On the use of LFA tests in contact tracing: preliminary findings

E Fearon, M Fyles, T House, L Pellis, I Hall, C Jay, P Crowther, HB Stage, R Das, G Medley, P Klepac, D Hollingsworth, EL Davis, Tim C.D. Lucas, T Wingfield, L Yardley, L Pi, J Blake

Research output: Preprint/Working paperWorking paper

Abstract

Rationale We compare two policies for the efficacy of Test, Trace and Isolate (TTI): 1. Status quo: isolation of symptomatic individuals for 10 days post symptom onset and quarantine of 14 days for within-household contacts and tracing of contacts with 14 day post last exposure for outside of household contacts. 2. Daily Lateral Flow Assay (LFA) testing of all contacts with no quarantine for up to 14 days of negative tests; 10 days self-isolation for contacts testing positive. Contact tracing is initiated on a positive test result. If contacts of a confirmed case do not quarantine and instead test regularly, there is a risk that they will transmit infection if their infection is not picked up by testing. On the other hand, the current system of only testing contacts who become symptomatic will miss contacts who are asymptomatic or do not report symptoms; thus the risk might be offset in gains via identifying more index cases for tracing. We use a household structured branching process model of infection and contact tracing to investigate. Main points • Daily LFA testing of traced contacts may offer an improvement over the current contact tracing strategy. • These are preliminary results.

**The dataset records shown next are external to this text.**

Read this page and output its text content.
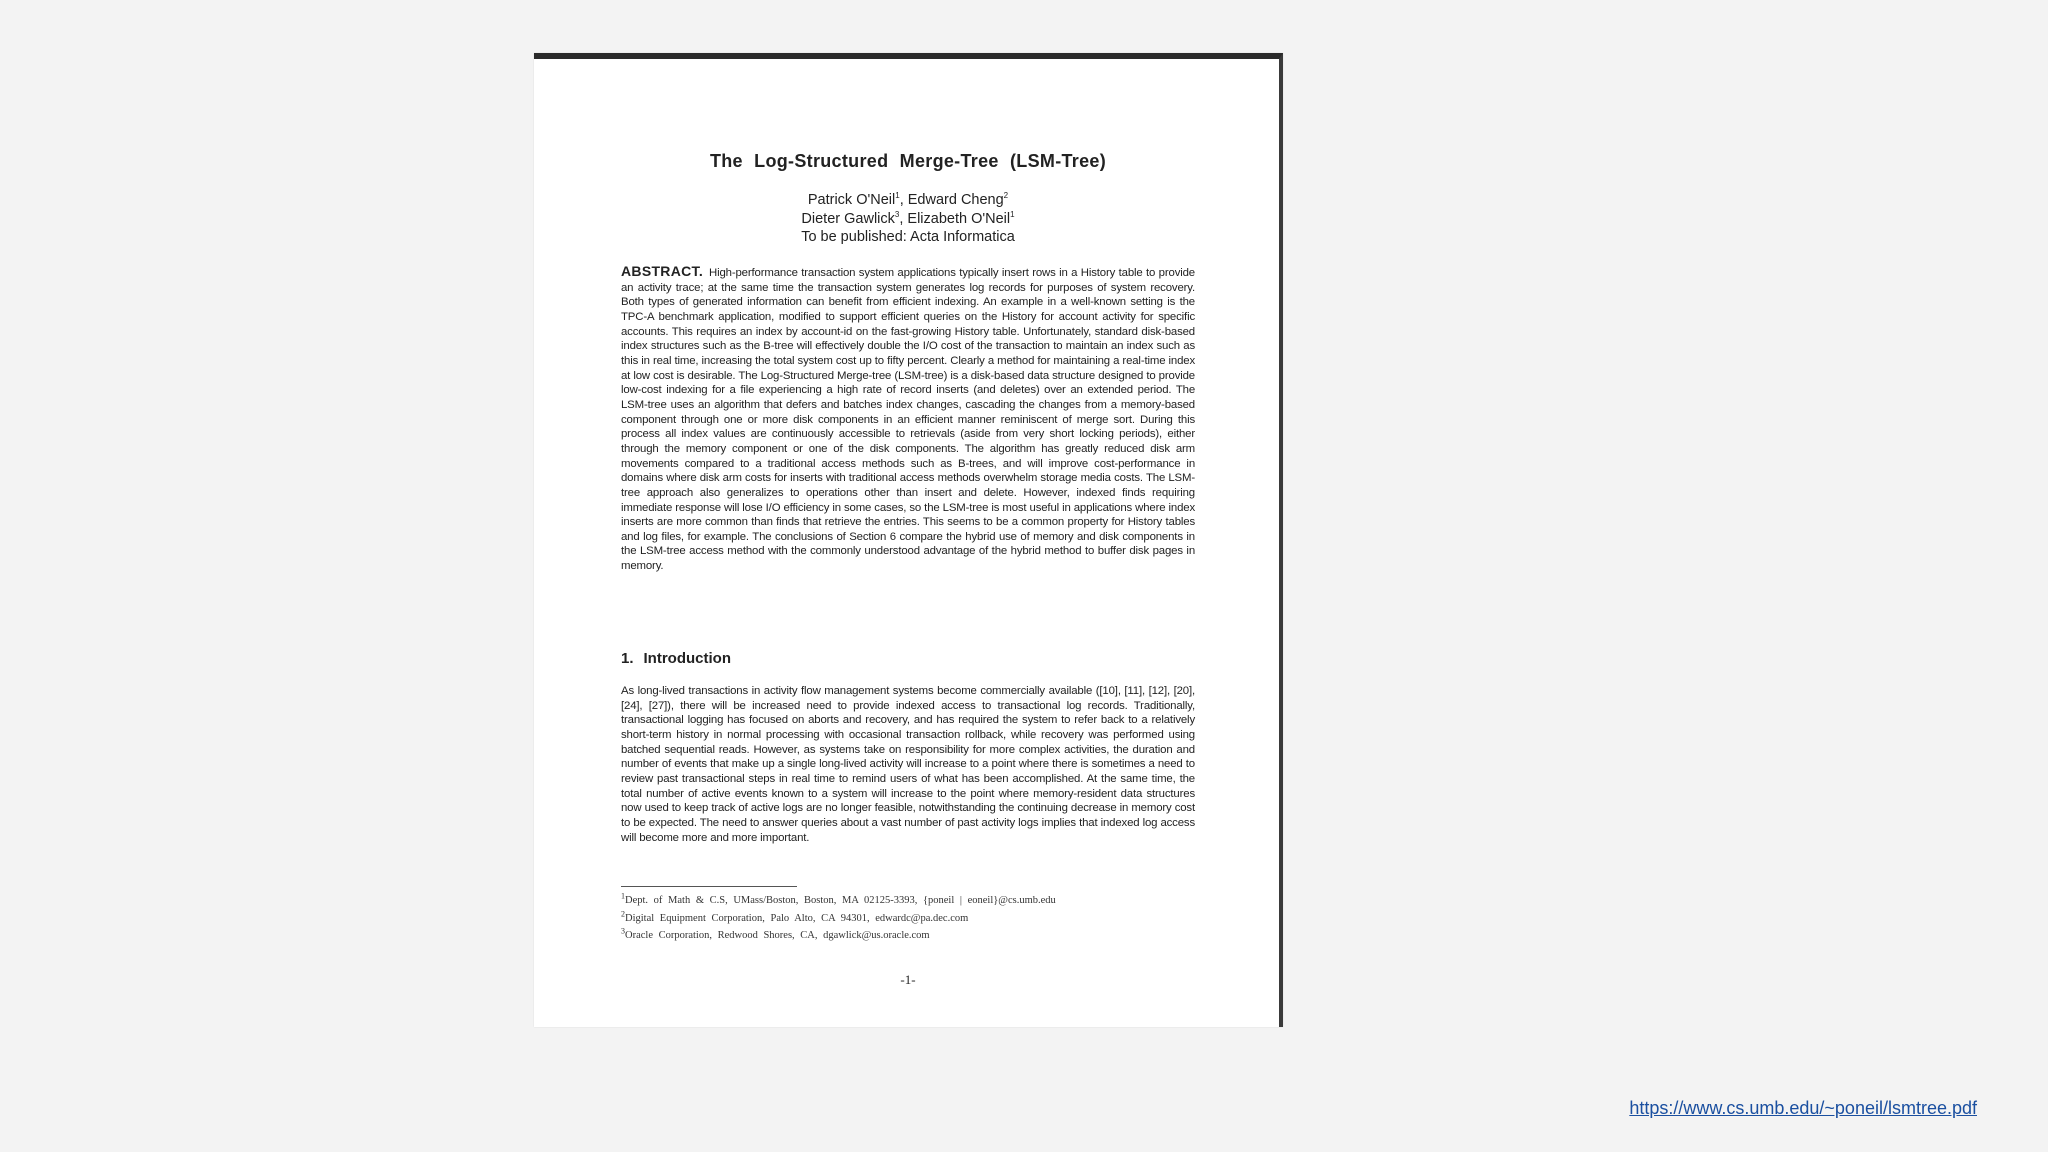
The Log-Structured Merge-Tree (LSM-Tree)
Patrick O'Neil$^1$, Edward Cheng$^2$
Dieter Gawlick$^3$, Elizabeth O'Neil$^1$
To be published: Acta Informatica
ABSTRACT. High-performance transaction system applications typically insert rows in a History table to provide an activity trace; at the same time the transaction system generates log records for purposes of system recovery. Both types of generated information can benefit from efficient indexing. An example in a well-known setting is the TPC-A benchmark application, modified to support efficient queries on the History for account activity for specific accounts. This requires an index by account-id on the fast-growing History table. Unfortunately, standard disk-based index structures such as the B-tree will effectively double the I/O cost of the transaction to maintain an index such as this in real time, increasing the total system cost up to fifty percent. Clearly a method for maintaining a real-time index at low cost is desirable. The Log-Structured Merge-tree (LSM-tree) is a disk-based data structure designed to provide low-cost indexing for a file experiencing a high rate of record inserts (and deletes) over an extended period. The LSM-tree uses an algorithm that defers and batches index changes, cascading the changes from a memory-based component through one or more disk components in an efficient manner reminiscent of merge sort. During this process all index values are continuously accessible to retrievals (aside from very short locking periods), either through the memory component or one of the disk components. The algorithm has greatly reduced disk arm movements compared to a traditional access methods such as B-trees, and will improve cost-performance in domains where disk arm costs for inserts with traditional access methods overwhelm storage media costs. The LSM-tree approach also generalizes to operations other than insert and delete. However, indexed finds requiring immediate response will lose I/O efficiency in some cases, so the LSM-tree is most useful in applications where index inserts are more common than finds that retrieve the entries. This seems to be a common property for History tables and log files, for example. The conclusions of Section 6 compare the hybrid use of memory and disk components in the LSM-tree access method with the commonly understood advantage of the hybrid method to buffer disk pages in memory.
1. Introduction
As long-lived transactions in activity flow management systems become commercially available ([10], [11], [12], [20], [24], [27]), there will be increased need to provide indexed access to transactional log records. Traditionally, transactional logging has focused on aborts and recovery, and has required the system to refer back to a relatively short-term history in normal processing with occasional transaction rollback, while recovery was performed using batched sequential reads. However, as systems take on responsibility for more complex activities, the duration and number of events that make up a single long-lived activity will increase to a point where there is sometimes a need to review past transactional steps in real time to remind users of what has been accomplished. At the same time, the total number of active events known to a system will increase to the point where memory-resident data structures now used to keep track of active logs are no longer feasible, notwithstanding the continuing decrease in memory cost to be expected. The need to answer queries about a vast number of past activity logs implies that indexed log access will become more and more important.
$^1$Dept. of Math & C.S, UMass/Boston, Boston, MA 02125-3393, {poneil | eoneil}@cs.umb.edu
$^2$Digital Equipment Corporation, Palo Alto, CA 94301, edwardc@pa.dec.com
$^3$Oracle Corporation, Redwood Shores, CA, dgawlick@us.oracle.com
-1-
https://www.cs.umb.edu/~poneil/lsmtree.pdf
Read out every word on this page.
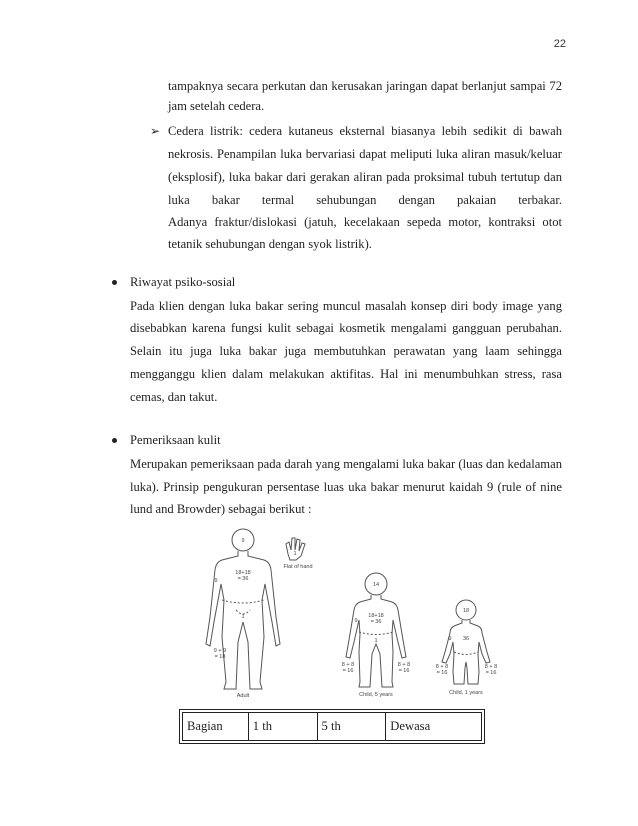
22
tampaknya secara perkutan dan kerusakan jaringan dapat berlanjut sampai 72
jam setelah cedera.
➢ Cedera listrik: cedera kutaneus eksternal biasanya lebih sedikit di bawah
nekrosis. Penampilan luka bervariasi dapat meliputi luka aliran masuk/keluar
(eksplosif), luka bakar dari gerakan aliran pada proksimal tubuh tertutup dan
luka bakar termal sehubungan dengan pakaian terbakar.
Adanya fraktur/dislokasi (jatuh, kecelakaan sepeda motor, kontraksi otot
tetanik sehubungan dengan syok listrik).
Riwayat psiko-sosial
Pada klien dengan luka bakar sering muncul masalah konsep diri body image yang
disebabkan karena fungsi kulit sebagai kosmetik mengalami gangguan perubahan.
Selain itu juga luka bakar juga membutuhkan perawatan yang laam sehingga
mengganggu klien dalam melakukan aktifitas. Hal ini menumbuhkan stress, rasa
cemas, dan takut.
Pemeriksaan kulit
Merupakan pemeriksaan pada darah yang mengalami luka bakar (luas dan kedalaman
luka). Prinsip pengukuran persentase luas uka bakar menurut kaidah 9 (rule of nine
lund and Browder) sebagai berikut :
9
18+18
= 36
9
1
9 + 9
= 18
Adult
1
Flat of hand
14
18+18
= 36
9
1
8 + 8
= 16
8 + 8
= 16
Child, 5 years
18
36
9
8 + 8
= 16
8 + 8
= 16
Child, 1 years
Bagian	1 th	5 th	Dewasa
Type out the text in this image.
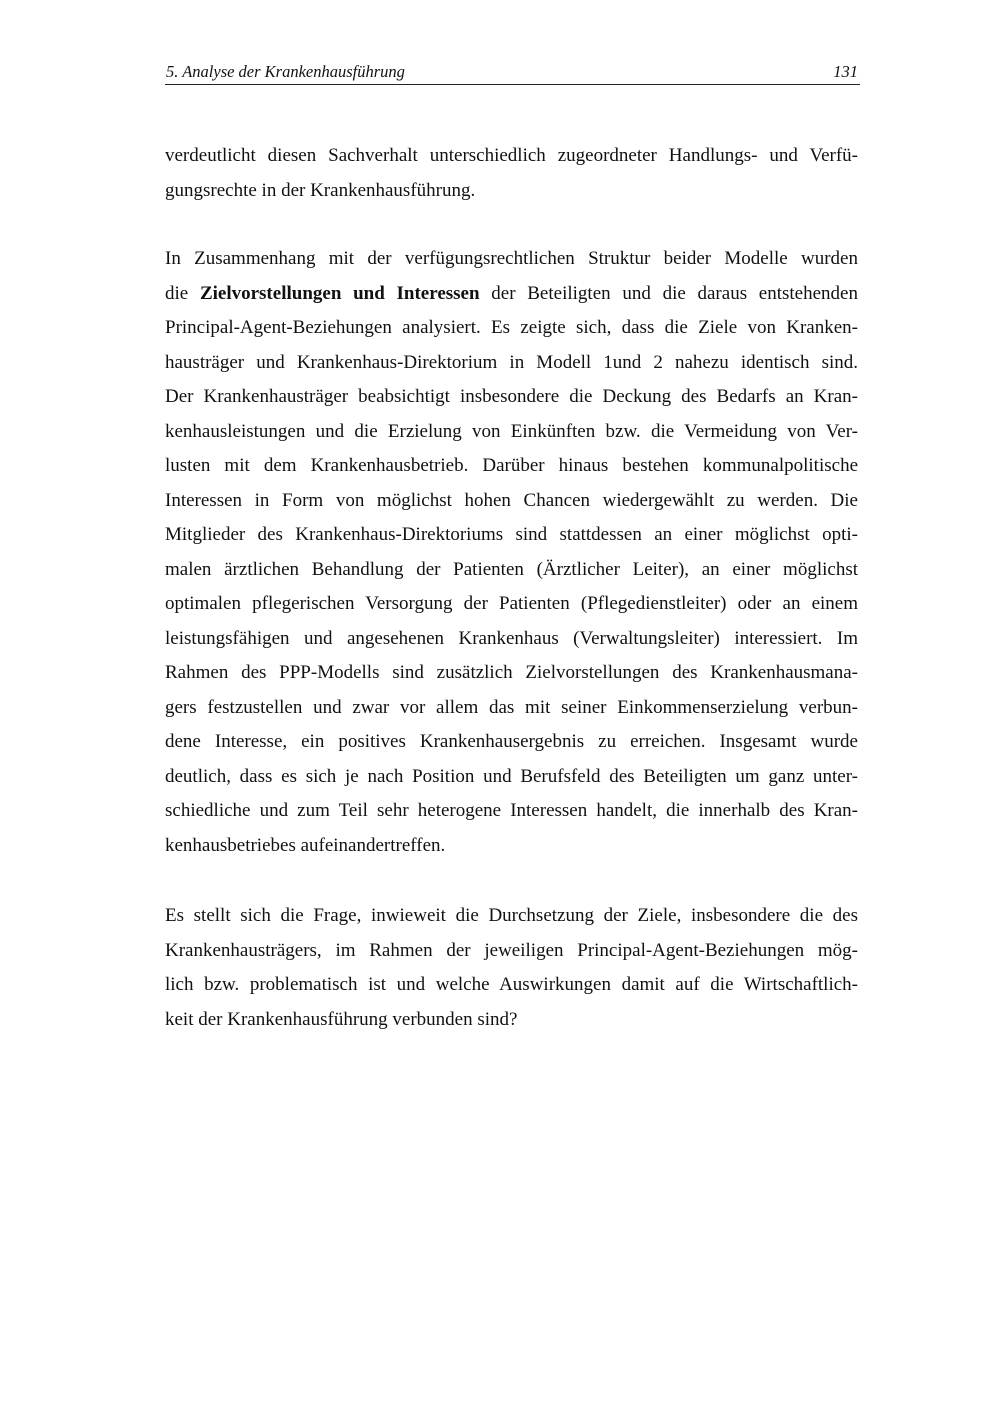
5. Analyse der Krankenhausführung	131
verdeutlicht diesen Sachverhalt unterschiedlich zugeordneter Handlungs- und Verfü-
gungsrechte in der Krankenhausführung.
In Zusammenhang mit der verfügungsrechtlichen Struktur beider Modelle wurden
die Zielvorstellungen und Interessen der Beteiligten und die daraus entstehenden
Principal-Agent-Beziehungen analysiert. Es zeigte sich, dass die Ziele von Kranken-
hausträger und Krankenhaus-Direktorium in Modell 1und 2 nahezu identisch sind.
Der Krankenhausträger beabsichtigt insbesondere die Deckung des Bedarfs an Kran-
kenhausleistungen und die Erzielung von Einkünften bzw. die Vermeidung von Ver-
lusten mit dem Krankenhausbetrieb. Darüber hinaus bestehen kommunalpolitische
Interessen in Form von möglichst hohen Chancen wiedergewählt zu werden. Die
Mitglieder des Krankenhaus-Direktoriums sind stattdessen an einer möglichst opti-
malen ärztlichen Behandlung der Patienten (Ärztlicher Leiter), an einer möglichst
optimalen pflegerischen Versorgung der Patienten (Pflegedienstleiter) oder an einem
leistungsfähigen und angesehenen Krankenhaus (Verwaltungsleiter) interessiert. Im
Rahmen des PPP-Modells sind zusätzlich Zielvorstellungen des Krankenhausmana-
gers festzustellen und zwar vor allem das mit seiner Einkommenserzielung verbun-
dene Interesse, ein positives Krankenhausergebnis zu erreichen. Insgesamt wurde
deutlich, dass es sich je nach Position und Berufsfeld des Beteiligten um ganz unter-
schiedliche und zum Teil sehr heterogene Interessen handelt, die innerhalb des Kran-
kenhausbetriebes aufeinandertreffen.
Es stellt sich die Frage, inwieweit die Durchsetzung der Ziele, insbesondere die des
Krankenhausträgers, im Rahmen der jeweiligen Principal-Agent-Beziehungen mög-
lich bzw. problematisch ist und welche Auswirkungen damit auf die Wirtschaftlich-
keit der Krankenhausführung verbunden sind?
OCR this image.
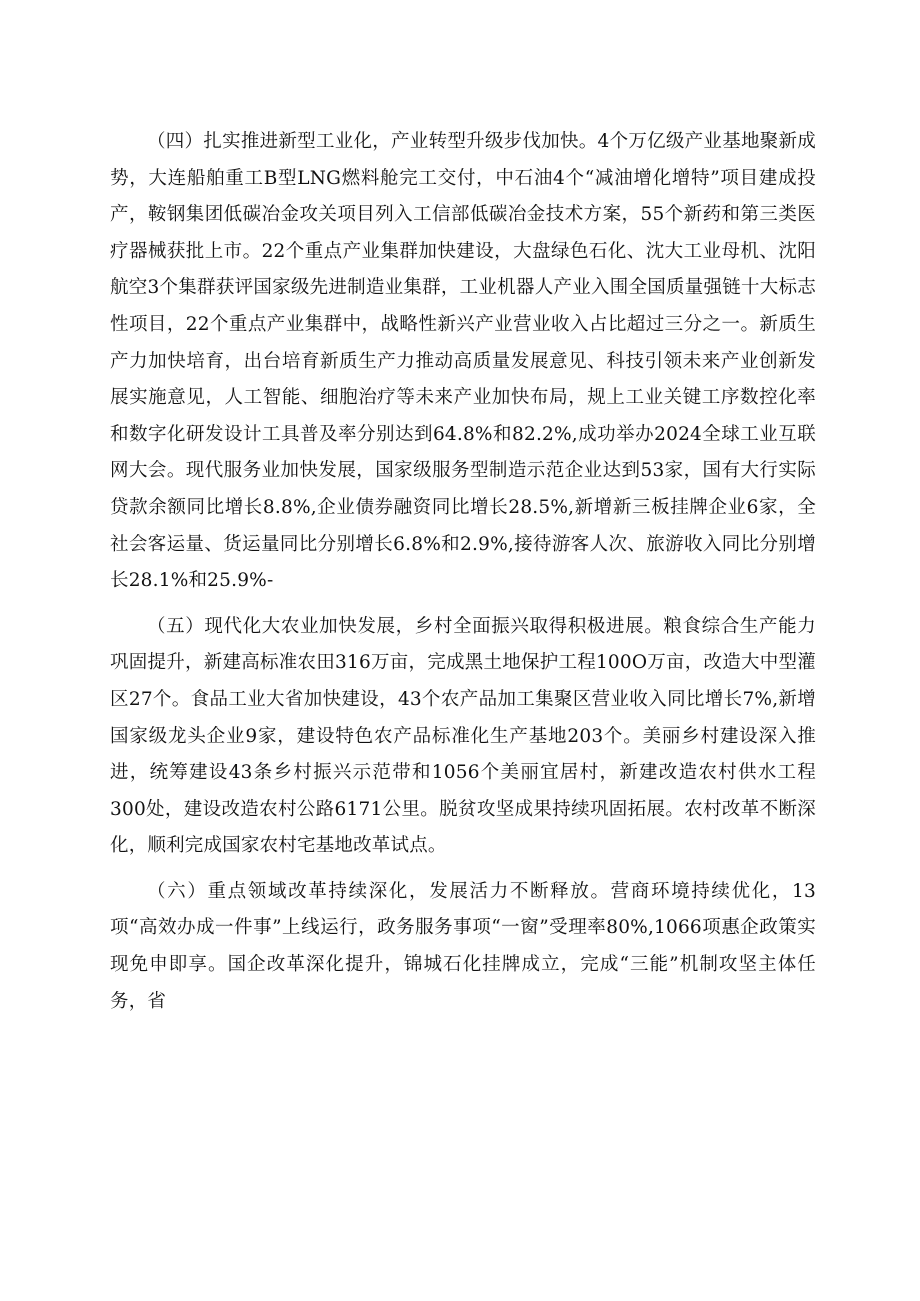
（四）扎实推进新型工业化，产业转型升级步伐加快。4个万亿级产业基地聚新成势，大连船舶重工B型LNG燃料舱完工交付，中石油4个“减油增化增特”项目建成投产，鞍钢集团低碳冶金攻关项目列入工信部低碳冶金技术方案，55个新药和第三类医疗器械获批上市。22个重点产业集群加快建设，大盘绿色石化、沈大工业母机、沈阳航空3个集群获评国家级先进制造业集群，工业机器人产业入围全国质量强链十大标志性项目，22个重点产业集群中，战略性新兴产业营业收入占比超过三分之一。新质生产力加快培育，出台培育新质生产力推动高质量发展意见、科技引领未来产业创新发展实施意见，人工智能、细胞治疗等未来产业加快布局，规上工业关键工序数控化率和数字化研发设计工具普及率分别达到64.8%和82.2%,成功举办2024全球工业互联网大会。现代服务业加快发展，国家级服务型制造示范企业达到53家，国有大行实际贷款余额同比增长8.8%,企业债券融资同比增长28.5%,新增新三板挂牌企业6家，全社会客运量、货运量同比分别增长6.8%和2.9%,接待游客人次、旅游收入同比分别增长28.1%和25.9%-

（五）现代化大农业加快发展，乡村全面振兴取得积极进展。粮食综合生产能力巩固提升，新建高标准农田316万亩，完成黑土地保护工程100O万亩，改造大中型灌区27个。食品工业大省加快建设，43个农产品加工集聚区营业收入同比增长7%,新增国家级龙头企业9家，建设特色农产品标准化生产基地203个。美丽乡村建设深入推进，统筹建设43条乡村振兴示范带和1056个美丽宜居村，新建改造农村供水工程300处，建设改造农村公路6171公里。脱贫攻坚成果持续巩固拓展。农村改革不断深化，顺利完成国家农村宅基地改革试点。

（六）重点领域改革持续深化，发展活力不断释放。营商环境持续优化，13项“高效办成一件事”上线运行，政务服务事项“一窗”受理率80%,1066项惠企政策实现免申即享。国企改革深化提升，锦城石化挂牌成立，完成“三能”机制攻坚主体任务，省
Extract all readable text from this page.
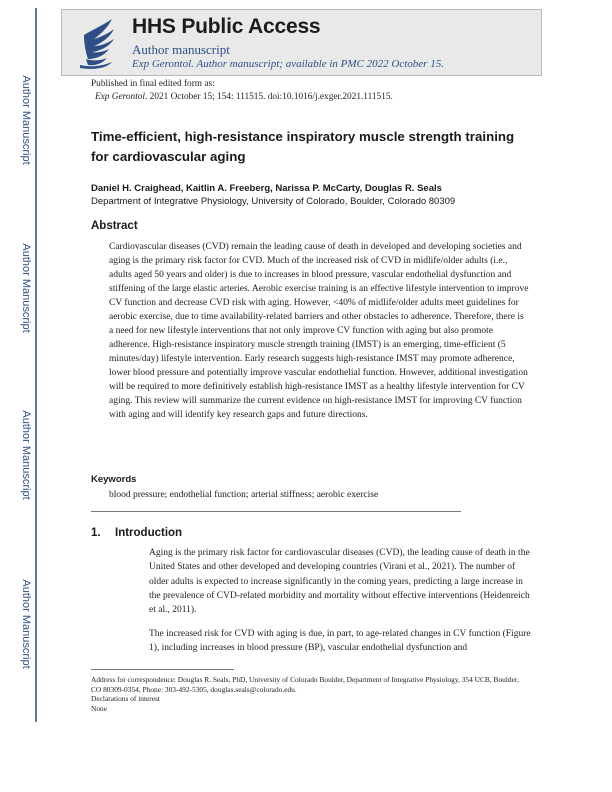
Author Manuscript
Author Manuscript
Author Manuscript
Author Manuscript
HHS Public Access
Author manuscript
Exp Gerontol. Author manuscript; available in PMC 2022 October 15.
Published in final edited form as:
Exp Gerontol. 2021 October 15; 154: 111515. doi:10.1016/j.exger.2021.111515.
Time-efficient, high-resistance inspiratory muscle strength training for cardiovascular aging
Daniel H. Craighead, Kaitlin A. Freeberg, Narissa P. McCarty, Douglas R. Seals
Department of Integrative Physiology, University of Colorado, Boulder, Colorado 80309
Abstract
Cardiovascular diseases (CVD) remain the leading cause of death in developed and developing societies and aging is the primary risk factor for CVD. Much of the increased risk of CVD in midlife/older adults (i.e., adults aged 50 years and older) is due to increases in blood pressure, vascular endothelial dysfunction and stiffening of the large elastic arteries. Aerobic exercise training is an effective lifestyle intervention to improve CV function and decrease CVD risk with aging. However, <40% of midlife/older adults meet guidelines for aerobic exercise, due to time availability-related barriers and other obstacles to adherence. Therefore, there is a need for new lifestyle interventions that not only improve CV function with aging but also promote adherence. High-resistance inspiratory muscle strength training (IMST) is an emerging, time-efficient (5 minutes/day) lifestyle intervention. Early research suggests high-resistance IMST may promote adherence, lower blood pressure and potentially improve vascular endothelial function. However, additional investigation will be required to more definitively establish high-resistance IMST as a healthy lifestyle intervention for CV aging. This review will summarize the current evidence on high-resistance IMST for improving CV function with aging and will identify key research gaps and future directions.
Keywords
blood pressure; endothelial function; arterial stiffness; aerobic exercise
1. Introduction
Aging is the primary risk factor for cardiovascular diseases (CVD), the leading cause of death in the United States and other developed and developing countries (Virani et al., 2021). The number of older adults is expected to increase significantly in the coming years, predicting a large increase in the prevalence of CVD-related morbidity and mortality without effective interventions (Heidenreich et al., 2011).
The increased risk for CVD with aging is due, in part, to age-related changes in CV function (Figure 1), including increases in blood pressure (BP), vascular endothelial dysfunction and
Address for correspondence: Douglas R. Seals, PhD, University of Colorado Boulder, Department of Integrative Physiology, 354 UCB, Boulder, CO 80309-0354, Phone: 303-492-5305, douglas.seals@colorado.edu.
Declarations of interest
None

A full sensitivity analysis has not been completed and many of the parameters have significant uncertainty. In particular, we were not able to have uncertainty in the test sensitivity curves. • To make the strategies comparable for this analysis, we model uptake and adherence to self-isolation and quarantine (status quo policy) and daily LFA testing of 100%. This is not a realistic assumption in practice. Assumptions about the proposed daily LFAT testing of contacts policy: • If an individual has symptoms, and is not being LFA tested, then they must isolate and request a PCR test. • When an individual tests positive (through either LFA or PCR), an individual initiates contact tracing for their recent contacts. Their household members begin LFA testing if they haven't already.